Arcade Bakery is far from the traditional, Parisian-style bakery you might be imagining. The bakery’s founder and proprietor, Roger Gural, has taken the necessary risks to achieve a clear mission – bring the joy back to bread. And he’s done just that. On the way to the office, tenants and employees of 220 Church street are greeted by the wafting scent of freshly baked baguette, pear chocolate danish, poppy seed babka, ham and cheese croissant and Gural’s signature sourdough rye. In fact, the aroma drifts all the way to the sixteenth floor.

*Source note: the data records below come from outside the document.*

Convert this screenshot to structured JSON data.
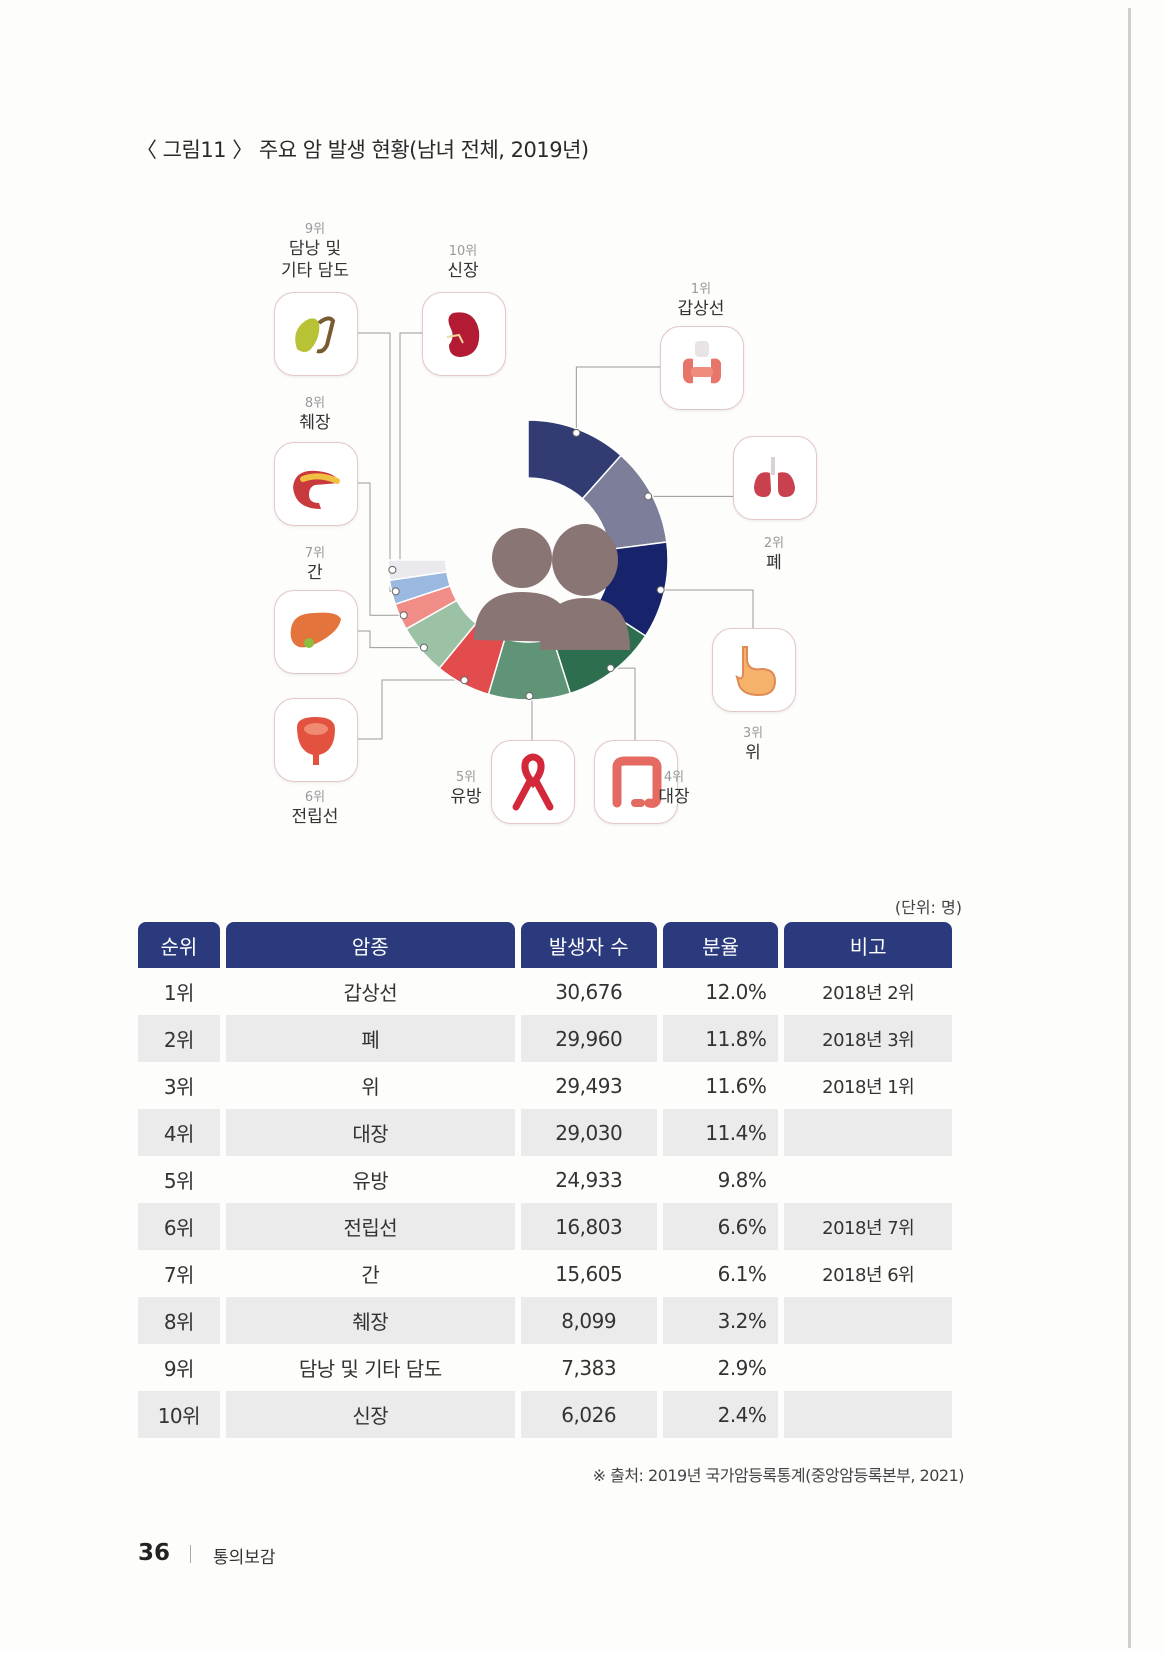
{
  "caption": "〈 그림11 〉 주요 암 발생 현황(남녀 전체, 2019년)",
  "organs": [
    {
      "rank": "1위",
      "name": "갑상선",
      "icon": "thyroid-icon"
    },
    {
      "rank": "2위",
      "name": "폐",
      "icon": "lungs-icon"
    },
    {
      "rank": "3위",
      "name": "위",
      "icon": "stomach-icon"
    },
    {
      "rank": "4위",
      "name": "대장",
      "icon": "colon-icon"
    },
    {
      "rank": "5위",
      "name": "유방",
      "icon": "pink-ribbon-icon"
    },
    {
      "rank": "6위",
      "name": "전립선",
      "icon": "prostate-icon"
    },
    {
      "rank": "7위",
      "name": "간",
      "icon": "liver-icon"
    },
    {
      "rank": "8위",
      "name": "췌장",
      "icon": "pancreas-icon"
    },
    {
      "rank": "9위",
      "name": "담낭 및 기타 담도",
      "name_line1": "담낭 및",
      "name_line2": "기타 담도",
      "icon": "gallbladder-icon"
    },
    {
      "rank": "10위",
      "name": "신장",
      "icon": "kidney-icon"
    }
  ],
  "chart_data": {
    "type": "pie",
    "categories": [
      "갑상선",
      "폐",
      "위",
      "대장",
      "유방",
      "전립선",
      "간",
      "췌장",
      "담낭 및 기타 담도",
      "신장"
    ],
    "values": [
      12.0,
      11.8,
      11.6,
      11.4,
      9.8,
      6.6,
      6.1,
      3.2,
      2.9,
      2.4
    ],
    "center_icon": "people-silhouette-icon",
    "colors": [
      "#323c73",
      "#7d7e99",
      "#17236a",
      "#2d6e4f",
      "#5f9476",
      "#e24c4c",
      "#9cc2a6",
      "#f08d86",
      "#9ab8e0",
      "#e9e9ee"
    ]
  },
  "unit_label": "(단위: 명)",
  "table": {
    "headers": [
      "순위",
      "암종",
      "발생자 수",
      "분율",
      "비고"
    ],
    "rows": [
      [
        "1위",
        "갑상선",
        "30,676",
        "12.0%",
        "2018년 2위"
      ],
      [
        "2위",
        "폐",
        "29,960",
        "11.8%",
        "2018년 3위"
      ],
      [
        "3위",
        "위",
        "29,493",
        "11.6%",
        "2018년 1위"
      ],
      [
        "4위",
        "대장",
        "29,030",
        "11.4%",
        ""
      ],
      [
        "5위",
        "유방",
        "24,933",
        "9.8%",
        ""
      ],
      [
        "6위",
        "전립선",
        "16,803",
        "6.6%",
        "2018년 7위"
      ],
      [
        "7위",
        "간",
        "15,605",
        "6.1%",
        "2018년 6위"
      ],
      [
        "8위",
        "췌장",
        "8,099",
        "3.2%",
        ""
      ],
      [
        "9위",
        "담낭 및 기타 담도",
        "7,383",
        "2.9%",
        ""
      ],
      [
        "10위",
        "신장",
        "6,026",
        "2.4%",
        ""
      ]
    ]
  },
  "source": "※ 출처: 2019년 국가암등록통계(중앙암등록본부, 2021)",
  "footer": {
    "page_number": "36",
    "book_title": "통의보감"
  }
}
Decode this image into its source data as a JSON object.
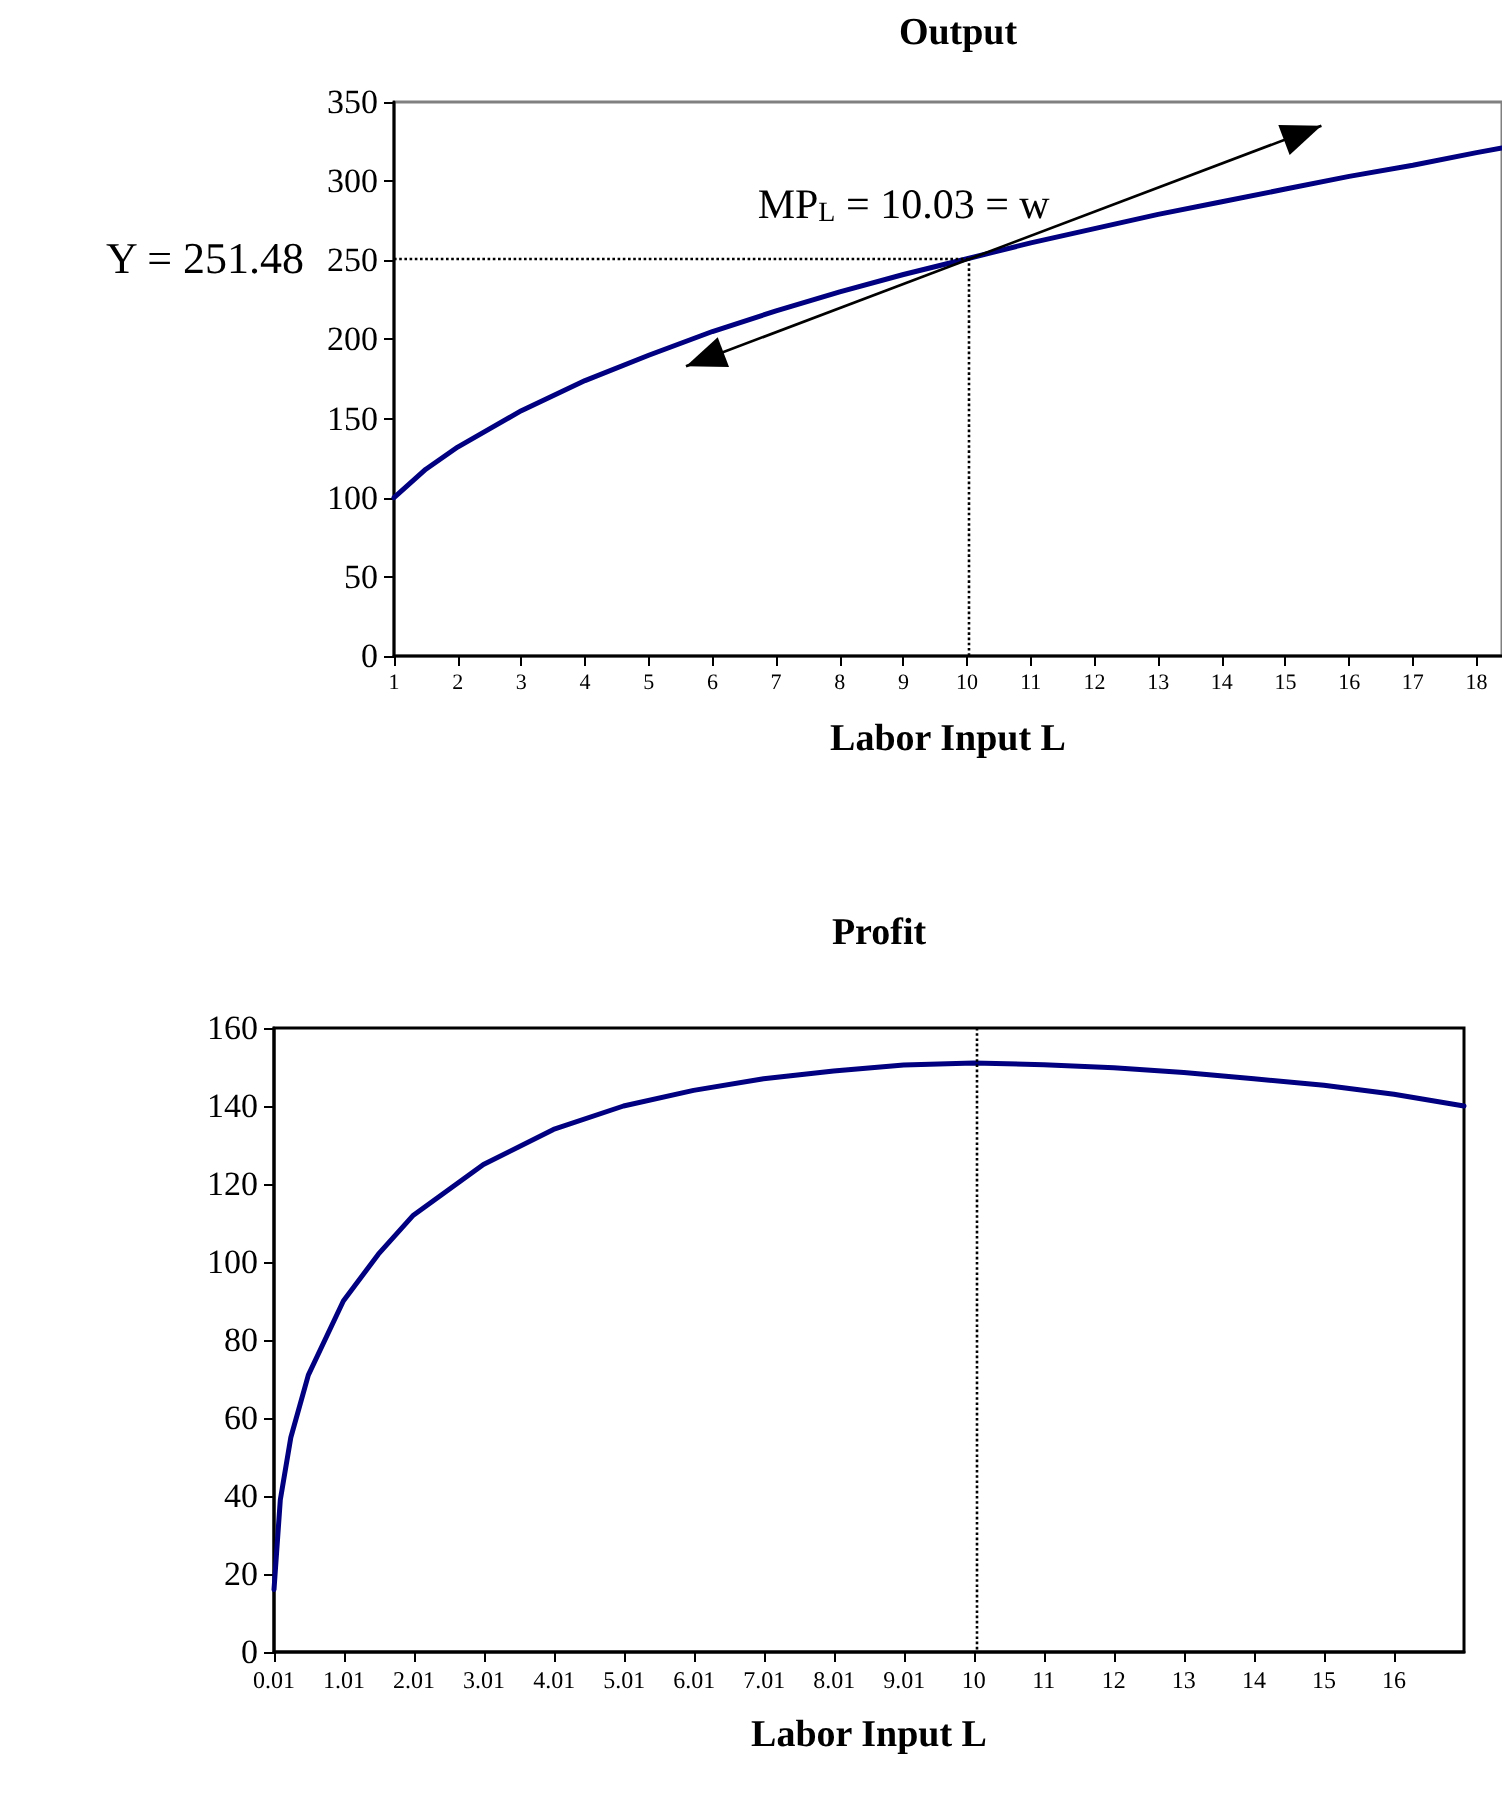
{
  "chart_data": [
    {
      "type": "line",
      "title": "Output",
      "xlabel": "Labor Input L",
      "xlim": [
        1,
        18.4
      ],
      "xticks": [
        1,
        2,
        3,
        4,
        5,
        6,
        7,
        8,
        9,
        10,
        11,
        12,
        13,
        14,
        15,
        16,
        17,
        18
      ],
      "ylim": [
        0,
        350
      ],
      "yticks": [
        0,
        50,
        100,
        150,
        200,
        250,
        300,
        350
      ],
      "grid": false,
      "marker": "none",
      "line_style": "solid",
      "series": [
        {
          "color": "#000080",
          "x": [
            1,
            1.5,
            2,
            3,
            4,
            5,
            6,
            7,
            8,
            9,
            10,
            11,
            12,
            13,
            14,
            15,
            16,
            17,
            18,
            18.4
          ],
          "values": [
            100,
            118,
            132,
            155,
            174,
            190,
            205,
            218,
            230,
            241,
            251,
            261,
            270,
            279,
            287,
            295,
            303,
            310,
            318,
            321
          ]
        }
      ],
      "ref_lines": [
        {
          "axis": "y",
          "value": 251.48,
          "label": "Y = 251.48",
          "line_style": "dotted",
          "color": "#000000"
        },
        {
          "axis": "x",
          "value": 10.03,
          "line_style": "dotted",
          "color": "#000000"
        }
      ],
      "annotations": [
        "MP$_{L}$ = 10.03 = w"
      ]
    },
    {
      "type": "line",
      "title": "Profit",
      "xlabel": "Labor Input L",
      "xlim": [
        0.01,
        17
      ],
      "xticks": [
        0.01,
        1.01,
        2.01,
        3.01,
        4.01,
        5.01,
        6.01,
        7.01,
        8.01,
        9.01,
        10,
        11,
        12,
        13,
        14,
        15,
        16
      ],
      "ylim": [
        0,
        160
      ],
      "yticks": [
        0,
        20,
        40,
        60,
        80,
        100,
        120,
        140,
        160
      ],
      "grid": false,
      "marker": "none",
      "line_style": "solid",
      "series": [
        {
          "color": "#000080",
          "x": [
            0.01,
            0.1,
            0.25,
            0.5,
            1,
            1.5,
            2,
            3,
            4,
            5,
            6,
            7,
            8,
            9,
            10,
            11,
            12,
            13,
            14,
            15,
            16,
            17
          ],
          "values": [
            16,
            39,
            55,
            71,
            90,
            102,
            112,
            125,
            134,
            140,
            144,
            147,
            149,
            150.5,
            151,
            150.6,
            149.8,
            148.6,
            147,
            145.3,
            143,
            140
          ]
        }
      ],
      "ref_lines": [
        {
          "axis": "x",
          "value": 10.03,
          "line_style": "dotted",
          "color": "#000000"
        }
      ]
    }
  ]
}
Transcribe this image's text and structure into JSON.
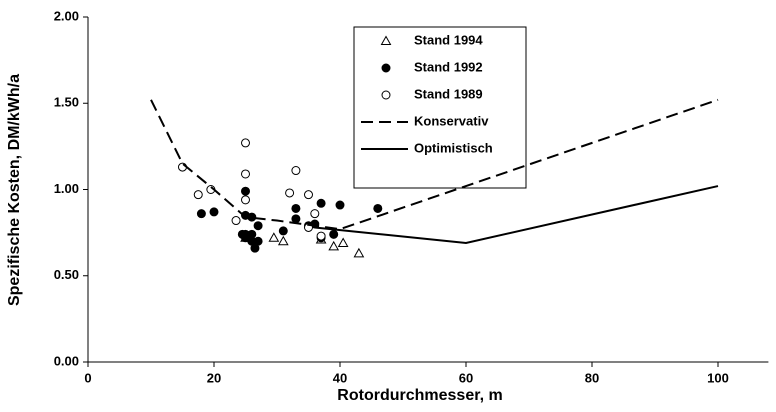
{
  "chart_data": {
    "type": "scatter",
    "x_label": "Rotordurchmesser, m",
    "y_label": "Spezifische Kosten, DM/kWh/a",
    "xlim": [
      0,
      108
    ],
    "ylim": [
      0,
      2
    ],
    "xticks": [
      0,
      20,
      40,
      60,
      80,
      100
    ],
    "yticks": [
      {
        "value": 0,
        "label": "0.00"
      },
      {
        "value": 0.5,
        "label": "0.50"
      },
      {
        "value": 1,
        "label": "1.00"
      },
      {
        "value": 1.5,
        "label": "1.50"
      },
      {
        "value": 2,
        "label": "2.00"
      }
    ],
    "series": [
      {
        "name": "Stand 1994",
        "color": "#000000",
        "marker": "triangle-open",
        "x": [
          25,
          29.5,
          31,
          37,
          39,
          40.5,
          43
        ],
        "values": [
          0.72,
          0.72,
          0.7,
          0.71,
          0.67,
          0.69,
          0.63
        ]
      },
      {
        "name": "Stand 1992",
        "color": "#000000",
        "marker": "circle-filled",
        "x": [
          18,
          20,
          25,
          25,
          25,
          25,
          26,
          26,
          26.5,
          27,
          27,
          31,
          33,
          33,
          35,
          36,
          37,
          37,
          39,
          40,
          46,
          24.5,
          26
        ],
        "values": [
          0.86,
          0.87,
          0.99,
          0.85,
          0.74,
          0.72,
          0.84,
          0.7,
          0.66,
          0.79,
          0.7,
          0.76,
          0.89,
          0.83,
          0.79,
          0.8,
          0.92,
          0.72,
          0.74,
          0.91,
          0.89,
          0.74,
          0.74
        ]
      },
      {
        "name": "Stand 1989",
        "color": "#000000",
        "marker": "circle-open",
        "x": [
          15,
          17.5,
          19.5,
          23.5,
          25,
          25,
          25,
          32,
          33,
          35,
          35,
          36,
          37
        ],
        "values": [
          1.13,
          0.97,
          1.0,
          0.82,
          1.27,
          1.09,
          0.94,
          0.98,
          1.11,
          0.97,
          0.78,
          0.86,
          0.73
        ]
      },
      {
        "name": "Konservativ",
        "color": "#000000",
        "line_style": "dashed",
        "x": [
          10,
          15,
          20,
          25,
          30,
          40,
          100
        ],
        "values": [
          1.52,
          1.15,
          1.0,
          0.84,
          0.82,
          0.77,
          1.52
        ]
      },
      {
        "name": "Optimistisch",
        "color": "#000000",
        "line_style": "solid",
        "x": [
          36,
          60,
          100
        ],
        "values": [
          0.78,
          0.69,
          1.02
        ]
      }
    ]
  }
}
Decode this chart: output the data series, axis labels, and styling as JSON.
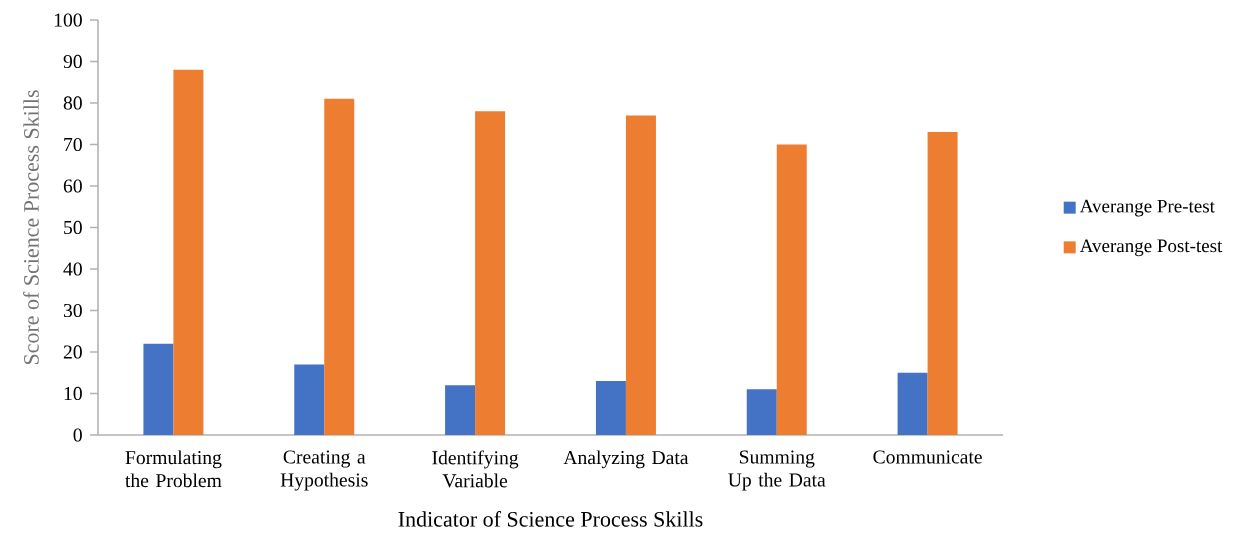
{
  "chart_data": {
    "type": "bar",
    "categories": [
      "Formulating the Problem",
      "Creating a Hypothesis",
      "Identifying Variable",
      "Analyzing Data",
      "Summing Up the Data",
      "Communicate"
    ],
    "series": [
      {
        "name": "Averange Pre-test",
        "color": "#4472c4",
        "values": [
          22,
          17,
          12,
          13,
          11,
          15
        ]
      },
      {
        "name": "Averange Post-test",
        "color": "#ed7d31",
        "values": [
          88,
          81,
          78,
          77,
          70,
          73
        ]
      }
    ],
    "xlabel": "Indicator of Science Process Skills",
    "ylabel": "Score of Science Process Skills",
    "ylim": [
      0,
      100
    ],
    "yticks": [
      0,
      10,
      20,
      30,
      40,
      50,
      60,
      70,
      80,
      90,
      100
    ],
    "legend": "right"
  }
}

Arcade is more than just an exquisite product – the strangely situated bakery also represents many realities of the dwindling bread industry in New York. Upon returning from training in France to his native New York, Gural noticed many discrepancies between the industry at home and abroad. “This whole gluten-free trend, which has no scientific basis, is ruining the industry,” said Gural in an interview with TravelDo.se.
Reminiscing upon a bitter kale smoothie he ordered at a local juice spot, Gural struggled to comprehend why Americans feel like they must torture themselves to attain a healthy diet. “There are so many ways to prepare kale and make it delicious, but most people now just want to inject the health into their bodies. They think that if they cut bread out of their diet, they will be healthier. In reality, it’s possible and natural to follow a healthy diet that includes bread on a daily basis.”
Part of the problem, according to Gural, is the experience that Americans are having with bread in everyday life. “People go to the supermarket and get bread that’s loaded with preservatives and it’s not fresh and it’s not a pleasant experience. Now they’re being told that it’s bad for them. So, it’s easy for them to say ‘I’ll just avoid this altogether.’”
Gural has taken it upon himself to bring the joy back to an ancient experience that has been perverted by the American food industry. In order to accomplish that goal, it must be done in a way that the average American – or New Yorker, in this case – can incorporate into his or her lifestyle. That’s where the window comes in. Those occupying the offices at 220 Church Street, along with all those in the surrounding area, can enjoy a croissant or demi-baguette to begin the day. “The French don’t hesitate to eat a breakfast that consists mainly of bread and they’re much healthier, on average,” said Gural. “My kids and their friends refuse to go near a McDonald’s, but they don’t hesitate to go to Chipotle.”
Though the present may be bleak for the non-pastry baking industry, Arcade has garnered much acclaim and popularity since opening its doors a year ago. “You just have to get up and make a good, worthwhile product and hope that all these trends eventually turn around.” So far, Gural’s intuitive and innovative approach has spelled success.
It’s worth noting that the crew over at Arcade offers a product that tends to appeal to most New Yorkers – pizza.
The fresh, delicious pizzas at Arcade have become a lunchtime staple for the line of regulars who gather around the sales window at noon. Those seeking a quick, cheap slice on the way home should be weary, as the pizzas at Arcade are made with the same amount of time and devotion as the litany of yeasted delicacies presented in the window each morning.